Copyright: Bureau of Land Management
Alturas Field Office waterscene
The Alturas resource area encompasses a panorama of diversity, from evergreen forests to rocky lava flows to high desert plains. Converging in Alturas is the Pit River, the largest river in northeastern California. It drains this part of the state before entering the Sacramento River at Shasta Lake. The north fork of the Pit starts at Goose Lake, while the south fork begins high in the Warner Mountains.
- The Alturas Field Office offers recreations as varied as the landscape. Visitors can camp in remote settings, hike the emigrant trails that dissect the lands, or watch herds of Pronghorn Antelope and Mule Deer.
Camping is permitted almost anywhere in the Alturas Resource Area. There are four established campgrounds: Pit River, Cindercone, Popcorn, and Dry Creek. If you choose to stay outside of an established campground, you will need a campfire permit which is available at any BLM office.
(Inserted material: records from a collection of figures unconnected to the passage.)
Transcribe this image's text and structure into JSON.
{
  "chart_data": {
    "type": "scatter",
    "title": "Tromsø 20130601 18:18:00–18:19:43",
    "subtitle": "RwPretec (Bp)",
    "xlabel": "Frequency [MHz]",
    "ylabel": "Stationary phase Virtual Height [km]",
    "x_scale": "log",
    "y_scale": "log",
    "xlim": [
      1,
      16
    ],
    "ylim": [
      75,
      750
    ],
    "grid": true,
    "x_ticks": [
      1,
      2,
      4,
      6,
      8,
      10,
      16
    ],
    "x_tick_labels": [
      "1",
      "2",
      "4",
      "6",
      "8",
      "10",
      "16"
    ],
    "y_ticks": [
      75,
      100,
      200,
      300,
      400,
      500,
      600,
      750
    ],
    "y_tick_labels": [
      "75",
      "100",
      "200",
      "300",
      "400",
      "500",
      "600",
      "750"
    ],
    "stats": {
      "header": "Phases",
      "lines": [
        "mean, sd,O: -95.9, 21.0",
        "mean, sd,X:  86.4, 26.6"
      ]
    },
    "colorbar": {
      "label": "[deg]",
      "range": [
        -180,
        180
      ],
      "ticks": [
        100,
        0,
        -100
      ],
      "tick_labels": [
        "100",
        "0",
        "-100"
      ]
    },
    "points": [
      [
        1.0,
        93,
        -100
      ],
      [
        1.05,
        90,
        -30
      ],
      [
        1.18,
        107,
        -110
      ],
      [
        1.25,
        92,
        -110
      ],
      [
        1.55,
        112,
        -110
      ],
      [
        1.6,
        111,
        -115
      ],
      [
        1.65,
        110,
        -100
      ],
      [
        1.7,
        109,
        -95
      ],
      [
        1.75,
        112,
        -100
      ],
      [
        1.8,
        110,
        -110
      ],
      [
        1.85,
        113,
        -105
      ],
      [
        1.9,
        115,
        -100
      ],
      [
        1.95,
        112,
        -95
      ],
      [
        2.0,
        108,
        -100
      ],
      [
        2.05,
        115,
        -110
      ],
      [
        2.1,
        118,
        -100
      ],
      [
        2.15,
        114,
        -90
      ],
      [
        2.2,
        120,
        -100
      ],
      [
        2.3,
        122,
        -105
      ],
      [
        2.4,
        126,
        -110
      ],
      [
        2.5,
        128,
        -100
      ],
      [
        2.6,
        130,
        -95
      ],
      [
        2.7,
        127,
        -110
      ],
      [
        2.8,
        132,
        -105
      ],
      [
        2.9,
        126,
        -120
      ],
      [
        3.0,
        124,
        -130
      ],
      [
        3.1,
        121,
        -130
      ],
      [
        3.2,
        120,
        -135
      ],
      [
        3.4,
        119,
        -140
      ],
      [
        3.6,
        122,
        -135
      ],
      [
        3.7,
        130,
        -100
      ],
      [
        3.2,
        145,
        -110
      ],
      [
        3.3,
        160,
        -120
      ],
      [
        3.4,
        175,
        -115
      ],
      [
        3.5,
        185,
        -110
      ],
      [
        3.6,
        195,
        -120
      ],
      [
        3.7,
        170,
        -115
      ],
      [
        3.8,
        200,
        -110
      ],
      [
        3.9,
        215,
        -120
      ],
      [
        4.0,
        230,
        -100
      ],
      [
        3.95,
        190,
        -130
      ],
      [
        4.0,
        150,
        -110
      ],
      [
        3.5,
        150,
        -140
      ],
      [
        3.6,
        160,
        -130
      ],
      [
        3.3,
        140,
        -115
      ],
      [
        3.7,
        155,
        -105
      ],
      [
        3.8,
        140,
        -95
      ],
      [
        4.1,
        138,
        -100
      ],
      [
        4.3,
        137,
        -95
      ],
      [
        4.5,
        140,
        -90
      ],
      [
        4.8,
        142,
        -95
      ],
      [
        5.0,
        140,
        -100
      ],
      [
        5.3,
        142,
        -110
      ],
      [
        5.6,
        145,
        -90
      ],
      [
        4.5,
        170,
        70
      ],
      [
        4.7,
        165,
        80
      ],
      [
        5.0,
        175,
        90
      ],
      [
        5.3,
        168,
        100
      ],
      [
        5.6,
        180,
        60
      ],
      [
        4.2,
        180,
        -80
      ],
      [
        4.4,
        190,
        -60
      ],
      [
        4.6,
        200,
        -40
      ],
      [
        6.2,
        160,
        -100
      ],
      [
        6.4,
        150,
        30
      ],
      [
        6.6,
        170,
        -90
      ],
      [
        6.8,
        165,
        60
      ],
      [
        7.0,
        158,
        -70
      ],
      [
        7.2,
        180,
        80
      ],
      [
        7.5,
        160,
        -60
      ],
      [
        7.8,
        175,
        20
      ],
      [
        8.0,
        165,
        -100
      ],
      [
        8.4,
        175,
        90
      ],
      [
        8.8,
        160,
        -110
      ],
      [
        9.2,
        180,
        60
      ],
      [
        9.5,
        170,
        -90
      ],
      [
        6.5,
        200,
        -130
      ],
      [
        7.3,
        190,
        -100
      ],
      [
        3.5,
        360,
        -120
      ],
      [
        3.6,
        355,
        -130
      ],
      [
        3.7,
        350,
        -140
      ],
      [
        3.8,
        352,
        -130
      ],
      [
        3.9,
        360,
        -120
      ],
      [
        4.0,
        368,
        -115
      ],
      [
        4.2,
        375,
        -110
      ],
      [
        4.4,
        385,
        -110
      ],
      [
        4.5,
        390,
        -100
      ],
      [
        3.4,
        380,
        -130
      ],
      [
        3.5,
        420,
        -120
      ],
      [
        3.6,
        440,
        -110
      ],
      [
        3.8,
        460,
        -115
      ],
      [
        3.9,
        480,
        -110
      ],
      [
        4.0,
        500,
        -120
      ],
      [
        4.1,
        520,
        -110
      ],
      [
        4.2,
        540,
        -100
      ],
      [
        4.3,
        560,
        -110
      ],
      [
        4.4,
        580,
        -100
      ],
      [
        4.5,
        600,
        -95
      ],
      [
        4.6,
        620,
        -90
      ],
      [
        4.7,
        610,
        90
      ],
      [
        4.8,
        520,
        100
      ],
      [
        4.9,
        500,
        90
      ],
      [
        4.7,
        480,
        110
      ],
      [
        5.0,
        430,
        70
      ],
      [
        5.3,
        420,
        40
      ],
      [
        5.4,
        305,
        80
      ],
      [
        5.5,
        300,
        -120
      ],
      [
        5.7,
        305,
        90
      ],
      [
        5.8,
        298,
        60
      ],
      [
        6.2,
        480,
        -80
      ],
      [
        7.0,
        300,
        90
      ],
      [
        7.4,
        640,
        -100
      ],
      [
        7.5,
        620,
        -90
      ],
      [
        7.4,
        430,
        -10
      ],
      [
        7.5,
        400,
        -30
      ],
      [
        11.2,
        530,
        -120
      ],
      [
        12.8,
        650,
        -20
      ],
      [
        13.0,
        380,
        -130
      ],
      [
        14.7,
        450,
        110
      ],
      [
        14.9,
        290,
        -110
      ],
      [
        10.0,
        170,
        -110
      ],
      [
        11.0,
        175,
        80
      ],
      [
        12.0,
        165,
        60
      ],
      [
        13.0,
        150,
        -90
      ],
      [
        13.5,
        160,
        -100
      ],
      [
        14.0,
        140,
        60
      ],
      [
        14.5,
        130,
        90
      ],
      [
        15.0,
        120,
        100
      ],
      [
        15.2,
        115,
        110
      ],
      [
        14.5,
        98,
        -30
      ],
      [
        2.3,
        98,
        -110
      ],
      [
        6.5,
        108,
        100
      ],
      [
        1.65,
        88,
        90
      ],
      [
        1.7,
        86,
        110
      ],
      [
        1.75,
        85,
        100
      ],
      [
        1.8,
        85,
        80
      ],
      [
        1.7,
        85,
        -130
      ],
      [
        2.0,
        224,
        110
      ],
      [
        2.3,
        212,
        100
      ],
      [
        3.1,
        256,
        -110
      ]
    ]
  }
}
Please be careful: leave your area cleaner than you found it and don't camp in or around wet meadows, springs or creeks. The maximum length of stay is 14 days.
The Blue Door Flat area provides an interesting place to watch waterfowl, shorebirds and songbirds, as well as viewing colorful wildflowers. The area is in the transition zone between the Great Basin and the Modoc Plateau, adding to the diversity of species. The view to the east in the fall is dramatic, and one of the best around with the changing vegetation in the South Warners Wilderness of broad open areas with patches of brilliant orange aspens, red brush, and mixed conifer forests.
A rich sense of history pervades the area. Blue Door Flat is a reservoir that was constructed in 1939 by the Civilian Conservation Corps. Several Indian and settler conflicts, including the Modoc Indian War of 1872 and 1873, occurred in this region.
The proximity of the Lava Beds National Monument and the Modoc National Wildlife Refuge provide further recreational opportunities.
Recreation - Recreations available in the Alturas area include horseback riding, OHVing, mountain biking, hiking, camping, fishing, auto tours, and wildlife watching.
Climate - Climate in the Shasta-Cascade Region varies greatly with elevation. Higher elevations tend to have much cooler temperatures and higher precipitation. Summer weather is usually hot and dry with lower elevation temperatures ranging from 85 - 100+ degrees F and lows from 60 - 70 degrees F. Autumn days are usually mild and warm, with cool nights. Winter is when most of the precipitation falls, averaging over 55 inches per year, much of it in the form of snow in the high elevations. Highs range from 40 - 60 degrees F and lows from 30 - 40 degrees F in the lower elevations. Spring weather is variable with many pleasant days.
The Alturas Field Office is located within the Shasta-Cascade area including Modoc County.